Vindicator Logo

MAHONING COUNTY Complaint likely over yard signs

By David Skolnick

Wednesday, October 20, 2004


The anti-tax committee filed a complaint with the elections board.
By DAVID SKOLNICK
VINDICATOR POLITICS WRITER
YOUNGSTOWN -- An organization created to defeat Mahoning County's 0.5 percent permanent sales tax on the Nov. 2 ballot is placing yard signs in the county that appear to violate state election law, the director of the county's elections board says.
The "Vote No" yard signs do not include a required disclaimer stating who is responsible for them, elections director Michael Sciortino said.
Sciortino said he expects complaints to be filed against the "No Means No Committee," the organization created to defeat the sales tax, to come any day.
Once the complaints are filed, the Mahoning County Board of Elections will forward them to the Ohio Elections Commission to investigate, he said.
Greg Sherlock, coordinator for Citizens to Continue the Progress, a pro-sales tax committee, said his organization will meet today and discuss filing a complaint.
Attempts Tuesday to reach William Flickinger of Youngstown, the organization's treasurer, weren't successful.
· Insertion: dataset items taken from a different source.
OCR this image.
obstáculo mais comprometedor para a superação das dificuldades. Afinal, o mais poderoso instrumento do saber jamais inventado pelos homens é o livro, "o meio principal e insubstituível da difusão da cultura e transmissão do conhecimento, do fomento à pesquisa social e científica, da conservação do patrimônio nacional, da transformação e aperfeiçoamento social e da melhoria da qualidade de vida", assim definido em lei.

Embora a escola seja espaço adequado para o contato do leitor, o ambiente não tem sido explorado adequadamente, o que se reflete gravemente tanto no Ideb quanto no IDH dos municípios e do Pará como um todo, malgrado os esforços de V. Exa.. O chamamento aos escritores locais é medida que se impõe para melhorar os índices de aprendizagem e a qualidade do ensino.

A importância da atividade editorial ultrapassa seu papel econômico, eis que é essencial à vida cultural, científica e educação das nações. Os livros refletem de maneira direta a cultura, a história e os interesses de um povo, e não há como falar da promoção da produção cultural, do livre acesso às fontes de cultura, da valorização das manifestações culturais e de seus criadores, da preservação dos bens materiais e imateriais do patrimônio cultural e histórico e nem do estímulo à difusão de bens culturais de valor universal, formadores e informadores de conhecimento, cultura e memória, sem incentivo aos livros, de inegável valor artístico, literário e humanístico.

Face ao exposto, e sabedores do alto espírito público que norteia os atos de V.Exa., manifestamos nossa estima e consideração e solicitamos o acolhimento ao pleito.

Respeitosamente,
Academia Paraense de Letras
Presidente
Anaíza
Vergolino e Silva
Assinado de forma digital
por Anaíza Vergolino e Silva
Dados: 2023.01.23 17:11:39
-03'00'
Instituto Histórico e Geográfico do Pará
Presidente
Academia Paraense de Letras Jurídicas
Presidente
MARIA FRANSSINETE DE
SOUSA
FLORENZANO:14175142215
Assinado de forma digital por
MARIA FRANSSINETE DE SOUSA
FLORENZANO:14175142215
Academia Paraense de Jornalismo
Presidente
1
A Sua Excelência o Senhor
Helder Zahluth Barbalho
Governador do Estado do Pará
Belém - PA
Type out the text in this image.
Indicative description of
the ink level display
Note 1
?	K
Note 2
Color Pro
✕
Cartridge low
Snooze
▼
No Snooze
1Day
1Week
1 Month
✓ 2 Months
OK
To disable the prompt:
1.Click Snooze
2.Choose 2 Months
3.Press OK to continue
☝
Flickinger filed a statement of treasurer for the committee Friday with the elections board.
Flickinger unsuccessfully ran for county commissioner in the March Democratic primary and is a frequent caller to local talk radio shows using the moniker of "Hollywood Bill."
What's in complaint
On behalf of the committee, Flickinger filed a complaint with the elections board saying the pro-sales tax committee is misleading the public by stating the tax isn't new.
Sciortino and Sherlock said the complaint has no merit.
A five-year renewal of the 0.5 percent sales tax was defeated in the March primary. Instead of trying for another five-year renewal, the board of county commissioners opted to put a proposal on the Nov. 2 ballot to make the tax continuous.
In the complaint, Flickinger wrote the old tax gave a percentage to communities in the county, and the tax on the Nov. 2 ballot doesn't. He also wrote that the old tax was for five years, and this one is permanent.
Flickinger is demanding in the complaint that the billboards and yard signs be removed because they say in large letters that Issue 2 is "not a new tax."
Sherlock said the ballot language as well as what is listed on the billboards and yard signs received approval from the Ohio secretary of state's office. He says the signs state that the issue is a 0.5 percent sales tax continuance.
"Their complaints are baseless," Sherlock said.
The tax generates about $13 million annually, about 25 percent of the county's annual general fund income. There is also a second 0.5 percent sales tax that expires in 2007.